If we really want to stop squatters, I think we should be charging exponentially increasing prices for each additional domain. A domain could be $10 for a new customer, but cost $10,240 for a firm that already holds 10. Such costs wouldn't be prohibitive for people or companies, but incredibly serious for anyone who wants to squat domains.

1 comments

Yeah. Some type of non-linear pricing would be a nice solution, but it would be tough enforce. Once you realize there are lots of fake companies on Google, you realize the domains would all get owned by dishonest people willing to lie and cheat to beat the system.

Another option would be to set a fixed price for ownership transfers and to forbid charging more than that in the ToS. It wouldn't stop squatting, but it would suck all the value out of it because I could negotiate with a squatter to buy a domain and turn around and report them to ICANN so the domain gets revoked and dropped back into the pool.

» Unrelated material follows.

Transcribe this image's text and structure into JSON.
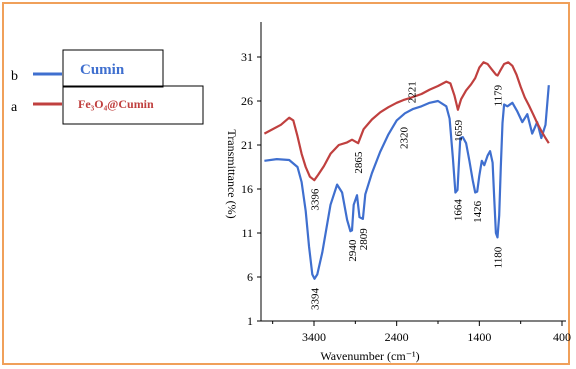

The biggest problem is that everyone involved, including ICANN, has a lot of incentive to create pseudo property with a limited supply so they can all participate in the rent seeking that comes along with limited supply property.

Even though they'd never admit it, domain squatters are great for ICANN, the registries, and the registrars. The squatters demonstrate domains have value and the (fake) limited supply creates a gold rush style urgency where no one wants to wait until tomorrow to register a domain because a squatter might grab it first.